Distributed storage systems are the solution to store and manage data that does not fit on a conventional server. In this sense, size is not the only problem, but classic file systems, with their folder structure, do not support unstructured data either..
When we talk about big data or big data , the amount of data that will have to be managed is not known at the beginning of the project. Therefore, systems must be able to be easily expanded , while continuing to function, with additional servers that can be seamlessly integrated into the given storage system. The so-called Distributed File System (distributed file system) is shown to the user as a simple folder of a traditional file system, so that said person does not intuit that the individual data or even parts of it may be located on servers different that, perhaps, are in geographical points far from each other. Since both GlusterFS and Ceph are already software layers in Linux operating systems, they do not require additional hardware features . Linux works on any standard server and is compatible with all common hard drives on the market.
High availability is an important issue in distributed storage solutions: hardware breakdowns should be avoided as much as possible and the software running that runs the system should not be interrupted when new components are added, or when necessary. maintenance work is necessary. Important metadata cannot be stored in a single central location, but must be accessible in a decentralized way and no items should be left without redundancy. In the event of a server failure, the entire system must never be compromised.
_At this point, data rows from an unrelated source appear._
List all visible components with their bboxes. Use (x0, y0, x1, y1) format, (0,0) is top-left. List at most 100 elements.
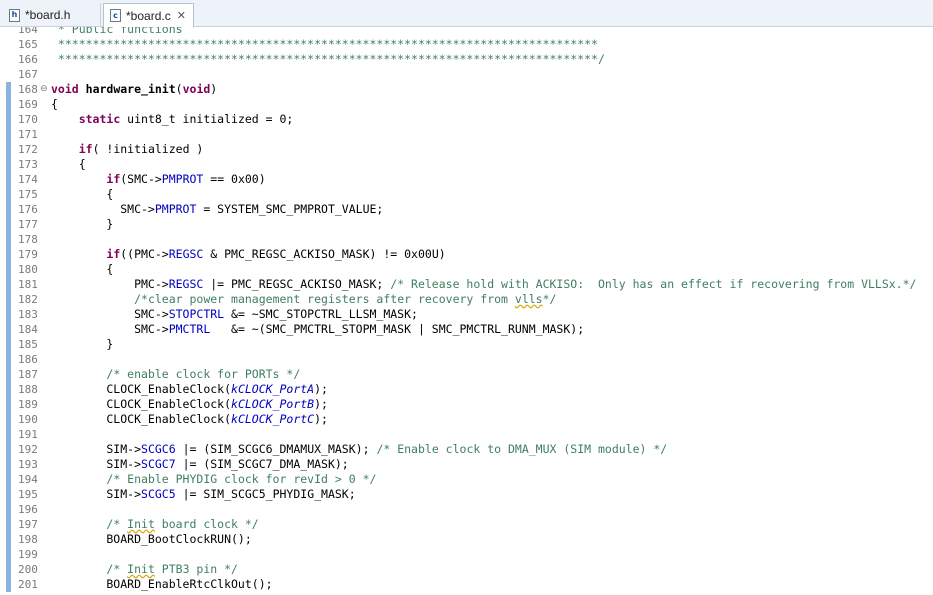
c-source-file-icon: c (110, 9, 121, 22)
code-token: SCGC5 (141, 487, 176, 501)
line-number: 166 (18, 53, 38, 66)
code-token: |= PMC_REGSC_ACKISO_MASK; (203, 277, 391, 291)
code-line: 171 (0, 127, 933, 142)
line-number: 184 (18, 323, 38, 336)
code-token: uint8_t initialized = 0; (120, 112, 294, 126)
line-number: 189 (18, 398, 38, 411)
code-text: ****************************************… (51, 37, 598, 52)
code-text: SIM->SCGC6 |= (SIM_SCGC6_DMAMUX_MASK); /… (51, 442, 667, 457)
line-number: 181 (18, 278, 38, 291)
line-number: 172 (18, 143, 38, 156)
code-token: PMPROT (154, 202, 197, 216)
change-marker (6, 262, 11, 277)
code-text: CLOCK_EnableClock(kCLOCK_PortB); (51, 397, 328, 412)
code-line: 170 static uint8_t initialized = 0; (0, 112, 933, 127)
change-marker (6, 382, 11, 397)
code-token: hardware_init (85, 82, 176, 96)
line-number: 194 (18, 473, 38, 486)
line-number: 174 (18, 173, 38, 186)
code-text: { (51, 262, 113, 277)
line-number: 178 (18, 233, 38, 246)
code-token: SIM-> (51, 487, 142, 501)
code-token: if (106, 247, 121, 261)
code-text: CLOCK_EnableClock(kCLOCK_PortC); (51, 412, 328, 427)
line-number: 197 (18, 518, 38, 531)
code-line: 194 /* Enable PHYDIG clock for revId > 0… (0, 472, 933, 487)
change-marker (6, 97, 11, 112)
code-token: SMC-> (51, 307, 169, 321)
code-token: ( !initialized ) (92, 142, 204, 156)
header-file-icon: h (9, 8, 20, 22)
code-token: PMCTRL (168, 322, 211, 336)
code-token: */ (542, 292, 557, 306)
code-token: vlls (514, 292, 543, 306)
code-token: SCGC7 (141, 457, 176, 471)
code-line: 174 if(SMC->PMPROT == 0x00) (0, 172, 933, 187)
code-text: /*clear power management registers after… (51, 292, 556, 307)
code-text: } (51, 337, 113, 352)
change-marker (6, 187, 11, 202)
line-number: 167 (18, 68, 38, 81)
line-number: 199 (18, 548, 38, 561)
code-token: static (78, 112, 121, 126)
line-number: 195 (18, 488, 38, 501)
change-marker (6, 547, 11, 562)
code-text: SMC->PMCTRL &= ~(SMC_PMCTRL_STOPM_MASK |… (51, 322, 584, 337)
code-token: PTB3 pin */ (154, 562, 238, 576)
code-line: 181 PMC->REGSC |= PMC_REGSC_ACKISO_MASK;… (0, 277, 933, 292)
code-editor[interactable]: 164 * Public functions 165 **************… (0, 27, 933, 595)
code-token: if (106, 172, 121, 186)
line-number: 198 (18, 533, 38, 546)
code-token: SIM-> (51, 457, 142, 471)
code-token: } (51, 217, 114, 231)
change-marker (6, 397, 11, 412)
line-number: 186 (18, 353, 38, 366)
change-marker (6, 562, 11, 577)
code-token: void (182, 82, 211, 96)
code-line: 199 (0, 547, 933, 562)
code-text: static uint8_t initialized = 0; (51, 112, 294, 127)
change-marker (6, 307, 11, 322)
code-text: SMC->PMPROT = SYSTEM_SMC_PMPROT_VALUE; (51, 202, 383, 217)
code-text: if(SMC->PMPROT == 0x00) (51, 172, 265, 187)
code-line: 188 CLOCK_EnableClock(kCLOCK_PortA); (0, 382, 933, 397)
change-marker (6, 442, 11, 457)
code-text: if((PMC->REGSC & PMC_REGSC_ACKISO_MASK) … (51, 247, 445, 262)
change-marker (6, 502, 11, 517)
change-marker (6, 142, 11, 157)
editor-tab-bar: h *board.h c *board.c ✕ (0, 0, 933, 28)
code-token: Init (127, 517, 155, 531)
code-text: void hardware_init(void) (51, 82, 217, 97)
code-token: |= SIM_SCGC5_PHYDIG_MASK; (175, 487, 356, 501)
line-number: 180 (18, 263, 38, 276)
code-token: { (51, 157, 86, 171)
code-line: 167 (0, 67, 933, 82)
code-line: 195 SIM->SCGC5 |= SIM_SCGC5_PHYDIG_MASK; (0, 487, 933, 502)
line-number: 171 (18, 128, 38, 141)
code-line: 183 SMC->STOPCTRL &= ~SMC_STOPCTRL_LLSM_… (0, 307, 933, 322)
code-line: 190 CLOCK_EnableClock(kCLOCK_PortC); (0, 412, 933, 427)
code-line: 178 (0, 232, 933, 247)
code-token: |= (SIM_SCGC7_DMA_MASK); (175, 457, 349, 471)
tab-board-h[interactable]: h *board.h (3, 3, 101, 27)
code-token: ****************************************… (51, 52, 605, 66)
change-marker (6, 292, 11, 307)
line-number: 188 (18, 383, 38, 396)
fold-collapse-icon[interactable]: ⊖ (40, 82, 48, 97)
code-token: REGSC (168, 277, 204, 291)
code-text: * Public functions (51, 27, 183, 37)
line-number: 190 (18, 413, 38, 426)
code-line: 168 ⊖ void hardware_init(void) (0, 82, 933, 97)
code-text: { (51, 187, 113, 202)
code-token: CLOCK_EnableClock( (51, 412, 232, 426)
line-number: 176 (18, 203, 38, 216)
code-line: 177 } (0, 217, 933, 232)
code-token: SMC-> (51, 322, 169, 336)
code-text: /* Enable PHYDIG clock for revId > 0 */ (51, 472, 376, 487)
code-line: 172 if( !initialized ) (0, 142, 933, 157)
close-icon[interactable]: ✕ (177, 9, 186, 22)
tab-board-c[interactable]: c *board.c ✕ (103, 3, 194, 28)
code-text: PMC->REGSC |= PMC_REGSC_ACKISO_MASK; /* … (51, 277, 916, 292)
GlusterFS and Ceph are systems to host data from big data projects in the same system and to be able to filter it from there. Both can be expanded almost as much as you like , but are based on different approaches ..
The term big data ( big data , massive data) refers to quantities, rather masses of data very large, complex and with little structure, such as those collected in certain sensors for scientific purposes (GPS satellites, for example) or in meteorological or statistical systems. In the field of big data, in addition to storage, efficient search and systematic organization of data play a key role.
GlusterFS is a distributed file system with a modular structure, in which several servers are connected to each other over a TCP / IP network. Since it is a POSIX (Portable Operating System Interface) compliant system, GlusterFS can be easily integrated into Linux server environments , as can FreeBSD, OpenSolaris, and macOS, which are also POSIX compliant. Integration in Windows environments, however, is currently only possible indirectly through a Linux server acting as a gateway ..
GlusterFS started out as a classic, file-based storage system. Later it became object-oriented and when making the change, special importance was placed on its ability to be properly integrated into the well-known open source solution OpenStack. In the background, GlusterFS continues to work with files: each file is assigned an object and the connection between them is established by hardlinks on the file system. For the user, no dedicated server is shown , but he or she has their own interfaces to save their data in GlusterFS, which is presented as a single system.
Ceph's open source distributed storage solution is an object-oriented memory based on binary objects, thus avoiding the rigid block structures of conventional data carriers. In terms of hardware, Ceph also uses hard drives, but an algorithm is responsible for managing the binary objects , which are divided into many parts and spread over many servers, but then re-unified.
All components work in a decentralized manner. All OSDs (Object Based Storage Device) have the same rights. In this way, as many servers as you like, with their different hard drives , can be connected to each other to form a unified storage system . Through three important interfaces, Ceph offers different possibilities to integrate it into the existing system environment: CephFS as a Linux file system driver, RADOS Block Devices (RBD) as a Linux device, which can be directly integrated; and RADOS Gateway, compatible with Swift and Amazon S3.
Since there are several technical differences between GlusterFS and Ceph, there is no clear winner . Ceph is in principle an object-based storage system for unstructured data, while GlusterFS uses tree-shaped file systems on block-based devices. GlusterFS originates from a highly efficient , file-based storage system , but is increasingly developing in an object-oriented way. Ceph, however, it was originally developed as storage device objects ( object storage ) binary , not a classic file system. This can lead to weaknesses in typical operations of traditional file systems.
Ceph, thanks to its varied interfaces, works well in heterogeneous networks , in which not only Linux is used, but also other operating systems. The strong point of GlusterFS, on the other hand, is the storage of large amounts of data in traditional format, as well as large data . Since Ceph was developed from the outset as an open source solution , in the past it was easier to use in many cases, until GlusterFS became open source as well. A very relevant area of application for distributed storage systems is cloud services. In this sense, OpenStack is one of the most important software projects offering architectures for cloud computing. Both GlusterFS and Ceph work equally well with OpenStack.